The Ridgefield Fair and Cattle Show, sponsored by the Ridgefield Agricultural Society, was probably the first. Begun in 1858, it lasted until 1881.

The first fairgrounds — then for a one-day event — was on Gilbert Street. As the affair grew in popularity and size, it was moved to what’s now Veterans Park. Finally it found permanent home at the “Fair Grounds” east of Wilton Road West, opposite Olmstead Lane. By then, it was four days —Tuesday through Friday—and large enough so that, one year, 112 yoke of oxen were exhibited.

Staged in late September or early October, this typical country fair offered exhibits of products, produce and livestock, plus music, food, and awards. An old awards list contains 31 categories for ribbons, including field crops, grains, grass seed, vegetables, fruit, floriculture, bread, dairy, honey, preserved fruit, pickles, cakes, wines, “ladies’ industrials,” fine arts, musical instruments, domestic products, farming utensils, poultry, sheep, swine, oxen, milch cows and heifers, fatted cattle, stallions, colts, family horses, and road horses.
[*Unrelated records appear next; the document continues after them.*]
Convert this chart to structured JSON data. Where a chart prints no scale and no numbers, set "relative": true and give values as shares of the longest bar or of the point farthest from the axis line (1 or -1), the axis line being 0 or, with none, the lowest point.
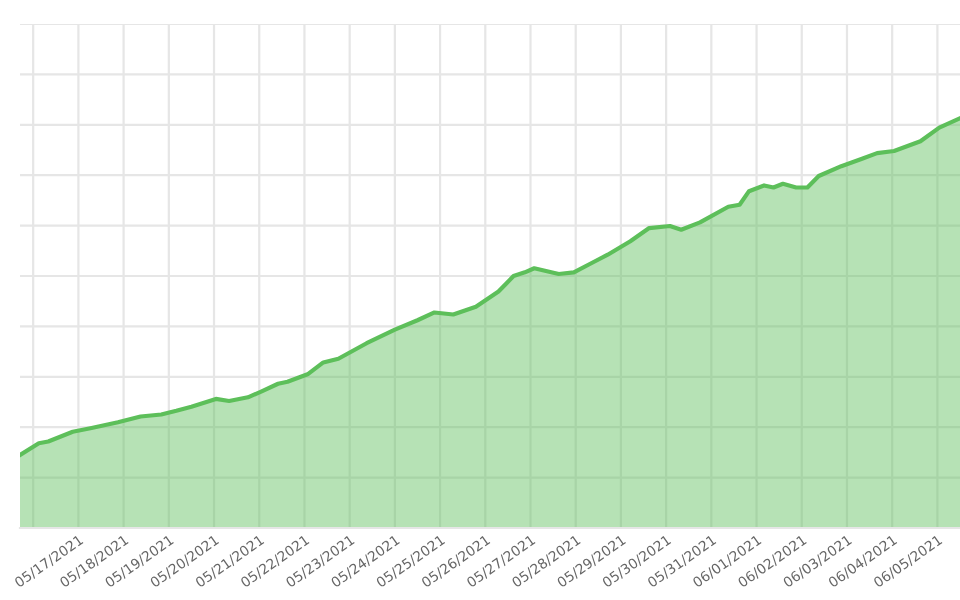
{
  "chart_data": {
    "type": "area",
    "relative": true,
    "grid": true,
    "line_style": "solid",
    "x": [
      "2021-05-15T17:00",
      "2021-05-16T03:00",
      "2021-05-16T08:00",
      "2021-05-16T21:00",
      "2021-05-17T07:00",
      "2021-05-17T21:00",
      "2021-05-18T09:00",
      "2021-05-18T20:00",
      "2021-05-19T04:00",
      "2021-05-19T12:00",
      "2021-05-20T01:00",
      "2021-05-20T08:00",
      "2021-05-20T18:00",
      "2021-05-21T01:00",
      "2021-05-21T10:00",
      "2021-05-21T15:00",
      "2021-05-22T02:00",
      "2021-05-22T10:00",
      "2021-05-22T18:00",
      "2021-05-23T09:00",
      "2021-05-24T00:00",
      "2021-05-24T12:00",
      "2021-05-24T21:00",
      "2021-05-25T07:00",
      "2021-05-25T19:00",
      "2021-05-26T07:00",
      "2021-05-26T15:00",
      "2021-05-26T21:00",
      "2021-05-27T02:00",
      "2021-05-27T15:00",
      "2021-05-27T23:00",
      "2021-05-28T09:00",
      "2021-05-28T17:00",
      "2021-05-29T05:00",
      "2021-05-29T15:00",
      "2021-05-30T02:00",
      "2021-05-30T08:00",
      "2021-05-30T18:00",
      "2021-05-31T09:00",
      "2021-05-31T15:00",
      "2021-05-31T20:00",
      "2021-06-01T04:00",
      "2021-06-01T09:00",
      "2021-06-01T14:00",
      "2021-06-01T21:00",
      "2021-06-02T03:00",
      "2021-06-02T09:00",
      "2021-06-02T21:00",
      "2021-06-03T08:00",
      "2021-06-03T16:00",
      "2021-06-04T01:00",
      "2021-06-04T15:00",
      "2021-06-05T01:00",
      "2021-06-05T12:00"
    ],
    "series": [
      {
        "color": "#5dbf5a",
        "values": [
          0.178,
          0.207,
          0.211,
          0.235,
          0.244,
          0.258,
          0.272,
          0.277,
          0.286,
          0.296,
          0.315,
          0.31,
          0.319,
          0.333,
          0.352,
          0.357,
          0.376,
          0.404,
          0.413,
          0.451,
          0.484,
          0.507,
          0.526,
          0.521,
          0.54,
          0.577,
          0.615,
          0.624,
          0.634,
          0.62,
          0.624,
          0.648,
          0.667,
          0.7,
          0.732,
          0.737,
          0.728,
          0.746,
          0.784,
          0.789,
          0.822,
          0.836,
          0.831,
          0.84,
          0.831,
          0.831,
          0.859,
          0.883,
          0.901,
          0.915,
          0.92,
          0.944,
          0.977,
          1
        ]
      }
    ],
    "xlim": [
      "2021-05-15T17:00",
      "2021-06-05T12:00"
    ],
    "xticks": [
      {
        "value": "2021-05-16",
        "label": null
      },
      {
        "value": "2021-05-17",
        "label": "05/17/2021"
      },
      {
        "value": "2021-05-18",
        "label": "05/18/2021"
      },
      {
        "value": "2021-05-19",
        "label": "05/19/2021"
      },
      {
        "value": "2021-05-20",
        "label": "05/20/2021"
      },
      {
        "value": "2021-05-21",
        "label": "05/21/2021"
      },
      {
        "value": "2021-05-22",
        "label": "05/22/2021"
      },
      {
        "value": "2021-05-23",
        "label": "05/23/2021"
      },
      {
        "value": "2021-05-24",
        "label": "05/24/2021"
      },
      {
        "value": "2021-05-25",
        "label": "05/25/2021"
      },
      {
        "value": "2021-05-26",
        "label": "05/26/2021"
      },
      {
        "value": "2021-05-27",
        "label": "05/27/2021"
      },
      {
        "value": "2021-05-28",
        "label": "05/28/2021"
      },
      {
        "value": "2021-05-29",
        "label": "05/29/2021"
      },
      {
        "value": "2021-05-30",
        "label": "05/30/2021"
      },
      {
        "value": "2021-05-31",
        "label": "05/31/2021"
      },
      {
        "value": "2021-06-01",
        "label": "06/01/2021"
      },
      {
        "value": "2021-06-02",
        "label": "06/02/2021"
      },
      {
        "value": "2021-06-03",
        "label": "06/03/2021"
      },
      {
        "value": "2021-06-04",
        "label": "06/04/2021"
      },
      {
        "value": "2021-06-05",
        "label": "06/05/2021"
      }
    ]
  }
}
A very early “automobile” was exhibited in the 1870s by a Stamford man named Simon Ingersoll. “The automobile may be described as being a large box set on small wheels, narrow gauge, and steam was the motive power,” historian George Rockwell reported. “The machine was driven up and down Main Street, exciting much curiosity and wonder. At the Fair Grounds, it was speeded around the track.”

The track was a race course for trotters who competed at the fair. Remnants of the track were visible well into the 1950s.
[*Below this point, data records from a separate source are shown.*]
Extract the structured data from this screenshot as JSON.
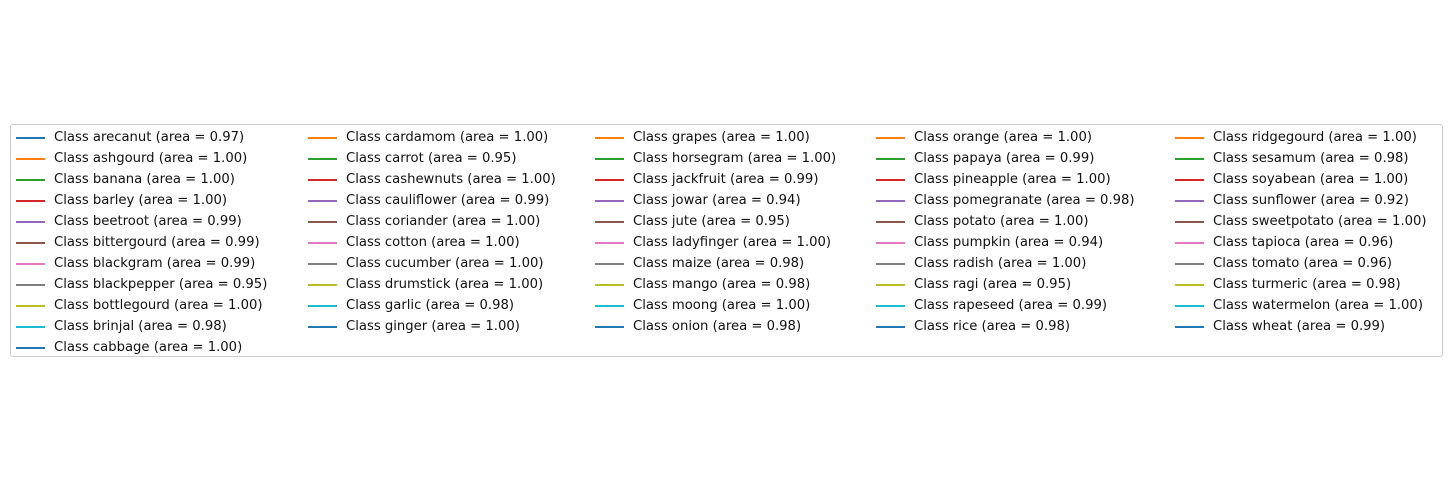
{
  "chart_data": {
    "type": "line",
    "title": "",
    "xlabel": "",
    "ylabel": "",
    "legend_placement": "center",
    "legend_columns": 5,
    "palette": [
      "#1f77b4",
      "#ff7f0e",
      "#2ca02c",
      "#d62728",
      "#9467bd",
      "#8c564b",
      "#e377c2",
      "#7f7f7f",
      "#bcbd22",
      "#17becf"
    ],
    "series": [
      {
        "name": "Class arecanut (area = 0.97)",
        "class": "arecanut",
        "auc": 0.97
      },
      {
        "name": "Class ashgourd (area = 1.00)",
        "class": "ashgourd",
        "auc": 1.0
      },
      {
        "name": "Class banana (area = 1.00)",
        "class": "banana",
        "auc": 1.0
      },
      {
        "name": "Class barley (area = 1.00)",
        "class": "barley",
        "auc": 1.0
      },
      {
        "name": "Class beetroot (area = 0.99)",
        "class": "beetroot",
        "auc": 0.99
      },
      {
        "name": "Class bittergourd (area = 0.99)",
        "class": "bittergourd",
        "auc": 0.99
      },
      {
        "name": "Class blackgram (area = 0.99)",
        "class": "blackgram",
        "auc": 0.99
      },
      {
        "name": "Class blackpepper (area = 0.95)",
        "class": "blackpepper",
        "auc": 0.95
      },
      {
        "name": "Class bottlegourd (area = 1.00)",
        "class": "bottlegourd",
        "auc": 1.0
      },
      {
        "name": "Class brinjal (area = 0.98)",
        "class": "brinjal",
        "auc": 0.98
      },
      {
        "name": "Class cabbage (area = 1.00)",
        "class": "cabbage",
        "auc": 1.0
      },
      {
        "name": "Class cardamom (area = 1.00)",
        "class": "cardamom",
        "auc": 1.0
      },
      {
        "name": "Class carrot (area = 0.95)",
        "class": "carrot",
        "auc": 0.95
      },
      {
        "name": "Class cashewnuts (area = 1.00)",
        "class": "cashewnuts",
        "auc": 1.0
      },
      {
        "name": "Class cauliflower (area = 0.99)",
        "class": "cauliflower",
        "auc": 0.99
      },
      {
        "name": "Class coriander (area = 1.00)",
        "class": "coriander",
        "auc": 1.0
      },
      {
        "name": "Class cotton (area = 1.00)",
        "class": "cotton",
        "auc": 1.0
      },
      {
        "name": "Class cucumber (area = 1.00)",
        "class": "cucumber",
        "auc": 1.0
      },
      {
        "name": "Class drumstick (area = 1.00)",
        "class": "drumstick",
        "auc": 1.0
      },
      {
        "name": "Class garlic (area = 0.98)",
        "class": "garlic",
        "auc": 0.98
      },
      {
        "name": "Class ginger (area = 1.00)",
        "class": "ginger",
        "auc": 1.0
      },
      {
        "name": "Class grapes (area = 1.00)",
        "class": "grapes",
        "auc": 1.0
      },
      {
        "name": "Class horsegram (area = 1.00)",
        "class": "horsegram",
        "auc": 1.0
      },
      {
        "name": "Class jackfruit (area = 0.99)",
        "class": "jackfruit",
        "auc": 0.99
      },
      {
        "name": "Class jowar (area = 0.94)",
        "class": "jowar",
        "auc": 0.94
      },
      {
        "name": "Class jute (area = 0.95)",
        "class": "jute",
        "auc": 0.95
      },
      {
        "name": "Class ladyfinger (area = 1.00)",
        "class": "ladyfinger",
        "auc": 1.0
      },
      {
        "name": "Class maize (area = 0.98)",
        "class": "maize",
        "auc": 0.98
      },
      {
        "name": "Class mango (area = 0.98)",
        "class": "mango",
        "auc": 0.98
      },
      {
        "name": "Class moong (area = 1.00)",
        "class": "moong",
        "auc": 1.0
      },
      {
        "name": "Class onion (area = 0.98)",
        "class": "onion",
        "auc": 0.98
      },
      {
        "name": "Class orange (area = 1.00)",
        "class": "orange",
        "auc": 1.0
      },
      {
        "name": "Class papaya (area = 0.99)",
        "class": "papaya",
        "auc": 0.99
      },
      {
        "name": "Class pineapple (area = 1.00)",
        "class": "pineapple",
        "auc": 1.0
      },
      {
        "name": "Class pomegranate (area = 0.98)",
        "class": "pomegranate",
        "auc": 0.98
      },
      {
        "name": "Class potato (area = 1.00)",
        "class": "potato",
        "auc": 1.0
      },
      {
        "name": "Class pumpkin (area = 0.94)",
        "class": "pumpkin",
        "auc": 0.94
      },
      {
        "name": "Class radish (area = 1.00)",
        "class": "radish",
        "auc": 1.0
      },
      {
        "name": "Class ragi (area = 0.95)",
        "class": "ragi",
        "auc": 0.95
      },
      {
        "name": "Class rapeseed (area = 0.99)",
        "class": "rapeseed",
        "auc": 0.99
      },
      {
        "name": "Class rice (area = 0.98)",
        "class": "rice",
        "auc": 0.98
      },
      {
        "name": "Class ridgegourd (area = 1.00)",
        "class": "ridgegourd",
        "auc": 1.0
      },
      {
        "name": "Class sesamum (area = 0.98)",
        "class": "sesamum",
        "auc": 0.98
      },
      {
        "name": "Class soyabean (area = 1.00)",
        "class": "soyabean",
        "auc": 1.0
      },
      {
        "name": "Class sunflower (area = 0.92)",
        "class": "sunflower",
        "auc": 0.92
      },
      {
        "name": "Class sweetpotato (area = 1.00)",
        "class": "sweetpotato",
        "auc": 1.0
      },
      {
        "name": "Class tapioca (area = 0.96)",
        "class": "tapioca",
        "auc": 0.96
      },
      {
        "name": "Class tomato (area = 0.96)",
        "class": "tomato",
        "auc": 0.96
      },
      {
        "name": "Class turmeric (area = 0.98)",
        "class": "turmeric",
        "auc": 0.98
      },
      {
        "name": "Class watermelon (area = 1.00)",
        "class": "watermelon",
        "auc": 1.0
      },
      {
        "name": "Class wheat (area = 0.99)",
        "class": "wheat",
        "auc": 0.99
      }
    ]
  }
}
While such fairs were fun, they also functioned as agricultural “conventions.” Farmers got to see the latest products — mid-19th Century agricultural markets were booming with new machines, tools and seed varieties. Farmers could hear lectures on improved farming techniques. They also got to chat with a wider group of farmers, and could discuss and critique some of the modern-day advances. At a fair, “they saw, gathered up in a small compass, what was going on in the farmer’s world, and this within a single day or two,” said an 1860s book on farming. “Thus, they accumulated a fund of knowledge which they could not have acquired had they remained at home.”
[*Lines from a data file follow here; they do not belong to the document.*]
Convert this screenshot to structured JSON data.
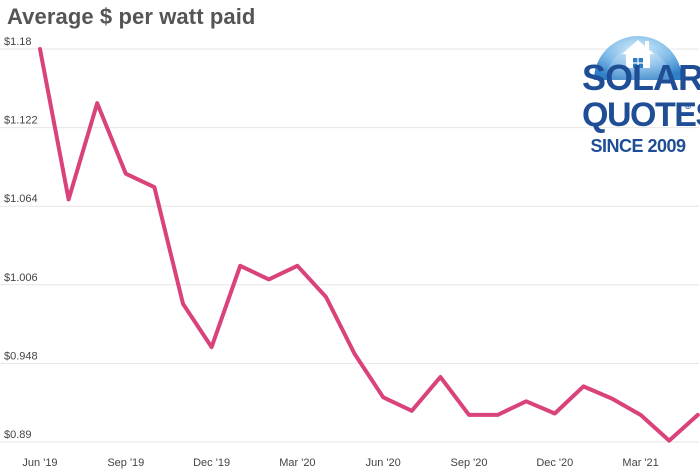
{
  "title": "Average $ per watt paid",
  "logo": {
    "line1": "SOLAR",
    "line2": "QUOTES",
    "registered": "®",
    "line3": "SINCE 2009",
    "icon": "house-icon",
    "colors": {
      "text": "#1f4e96",
      "circle_light": "#9fd0f0",
      "circle_dark": "#2f7fc8"
    }
  },
  "colors": {
    "line": "#d9427a",
    "grid": "#e6e6e6"
  },
  "chart_data": {
    "type": "line",
    "title": "Average $ per watt paid",
    "xlabel": "",
    "ylabel": "",
    "x": [
      "Jun '19",
      "Jul '19",
      "Aug '19",
      "Sep '19",
      "Oct '19",
      "Nov '19",
      "Dec '19",
      "Jan '20",
      "Feb '20",
      "Mar '20",
      "Apr '20",
      "May '20",
      "Jun '20",
      "Jul '20",
      "Aug '20",
      "Sep '20",
      "Oct '20",
      "Nov '20",
      "Dec '20",
      "Jan '21",
      "Feb '21",
      "Mar '21",
      "Apr '21",
      "May '21"
    ],
    "x_tick_labels": [
      "Jun '19",
      "Sep '19",
      "Dec '19",
      "Mar '20",
      "Jun '20",
      "Sep '20",
      "Dec '20",
      "Mar '21"
    ],
    "y_tick_labels": [
      "$1.18",
      "$1.122",
      "$1.064",
      "$1.006",
      "$0.948",
      "$0.89"
    ],
    "ylim": [
      0.89,
      1.18
    ],
    "grid": true,
    "series": [
      {
        "values": [
          1.18,
          1.069,
          1.14,
          1.088,
          1.078,
          0.992,
          0.96,
          1.02,
          1.01,
          1.02,
          0.997,
          0.955,
          0.923,
          0.913,
          0.938,
          0.91,
          0.91,
          0.92,
          0.911,
          0.931,
          0.922,
          0.91,
          0.891,
          0.91
        ]
      }
    ]
  }
}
The fair ceased operation in 1881, possibly due to competition from the Danbury Fair (which operated for more than a century where the mall of the same name now stands). The fairgrounds had included a sizable exhibition building, which was dismantled. True to the Yankee spirit of not wasting, the lumber from the building was used to build the Sperry livery stable, which stood across from the firehouse on Catoonah Street until collapsing after a snowstorm in 1948.

The Fair Grounds was actually a historic site. It had been the location of the British overnight encampment after the Battle of Ridgefield in 1777. Today, the land is occupied by homes on Wilton Road West and Soundview Road. —J.S.